Best way for Sir Anwar


Sir Anwar repeated all the things he had told me over the last 20 years when I have interviewed him for Eastern Eye (Photo: Tim P. Whitby/Getty Images).
Sir Anwar repeated all the things he had told me over the last 20 years when I have interviewed him for Eastern Eye (Photo: Tim P. Whitby/Getty Images).

 

By Amit Roy

SIR ANWAR PERVEZ, the founder and chairman of the Bestway Group, was described by the Sunday Telegraph last week as “the richest Pakistan-born Briton”.

My father would confer on him his highest praise – “one of nature’s own gentlemen”. Anyway, it was good to read the Telegraph’s questions and answers.
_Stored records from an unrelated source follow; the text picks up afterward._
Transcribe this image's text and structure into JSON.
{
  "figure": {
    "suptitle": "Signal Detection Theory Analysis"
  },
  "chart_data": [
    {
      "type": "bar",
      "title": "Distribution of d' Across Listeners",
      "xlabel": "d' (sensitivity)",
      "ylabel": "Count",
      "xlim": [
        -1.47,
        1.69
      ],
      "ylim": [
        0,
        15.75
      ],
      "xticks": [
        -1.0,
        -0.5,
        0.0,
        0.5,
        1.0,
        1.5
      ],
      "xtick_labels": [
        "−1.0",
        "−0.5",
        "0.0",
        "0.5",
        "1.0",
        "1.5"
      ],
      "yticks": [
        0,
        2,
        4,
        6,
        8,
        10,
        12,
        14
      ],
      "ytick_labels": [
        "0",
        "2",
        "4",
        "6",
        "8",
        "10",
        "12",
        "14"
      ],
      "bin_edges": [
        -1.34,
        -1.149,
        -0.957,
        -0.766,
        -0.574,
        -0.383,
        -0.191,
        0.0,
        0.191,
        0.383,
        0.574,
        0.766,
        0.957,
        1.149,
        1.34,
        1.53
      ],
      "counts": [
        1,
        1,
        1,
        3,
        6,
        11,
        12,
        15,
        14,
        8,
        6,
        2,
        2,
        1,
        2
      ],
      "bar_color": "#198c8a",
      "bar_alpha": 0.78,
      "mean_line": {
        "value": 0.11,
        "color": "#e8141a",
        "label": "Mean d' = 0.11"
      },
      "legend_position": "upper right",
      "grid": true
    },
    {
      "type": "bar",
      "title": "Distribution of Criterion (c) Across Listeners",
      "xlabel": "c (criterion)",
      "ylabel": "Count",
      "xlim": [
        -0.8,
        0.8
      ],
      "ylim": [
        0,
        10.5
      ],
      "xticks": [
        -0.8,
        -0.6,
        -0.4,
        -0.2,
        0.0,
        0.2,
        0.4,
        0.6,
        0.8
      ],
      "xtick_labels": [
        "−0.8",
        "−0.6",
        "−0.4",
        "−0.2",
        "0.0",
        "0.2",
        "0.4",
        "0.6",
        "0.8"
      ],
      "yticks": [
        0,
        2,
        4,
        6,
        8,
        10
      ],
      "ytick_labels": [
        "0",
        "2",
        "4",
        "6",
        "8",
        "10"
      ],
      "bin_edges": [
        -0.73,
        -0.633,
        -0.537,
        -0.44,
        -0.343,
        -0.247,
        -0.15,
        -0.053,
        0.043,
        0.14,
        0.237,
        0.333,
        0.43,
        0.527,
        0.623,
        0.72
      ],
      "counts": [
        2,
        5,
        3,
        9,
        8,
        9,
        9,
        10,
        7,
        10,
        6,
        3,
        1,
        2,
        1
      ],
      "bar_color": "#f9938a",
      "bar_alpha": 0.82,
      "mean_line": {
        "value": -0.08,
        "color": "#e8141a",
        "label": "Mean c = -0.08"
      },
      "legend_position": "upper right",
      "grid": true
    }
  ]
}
Sir Anwar repeated all the things he had told me over the last 20 years when I have interviewed him for Eastern Eye.

Unlike chancellor Sajid Javid and London mayor Sadiq Khan, who are proud that they are the sons of fathers who worked on the buses, Sir Anwar actually worked on the buses when he arrived from Pakistan in 1956 as a 21-year-old.

Now 84 and a billionaire, he recalled his days as a bus conductor in Bradford.

“I worked seven days a week on double shifts. A bus conductor was getting £7 10s a week, and I was getting overtime as well, so was getting £16 to £18 a week.”

“I grew up in Pakistan,” he added.

“My father was a subsistence wheat farmer. My parents didn’t have any money, and I learnt from them how to live within my means.”

Asked if money made him happy, he replied: “No. For me money is only a means and not an end. I live within my means, and in a very simple and humble manner – the upbringing of my parents has always stayed with me.

“I don’t believe or feel that I’m a billionaire. It’s the company’s wealth and not personal. I don’t feel like an owner, but a custodian.”

The Telegraph pointed out: “In 1987, he established the Bestway Foundation, which donates 2.5 per cent of group profits to education and health projects.” Sir Anwar’s achievements provide inspiration to all young people not born to privilege.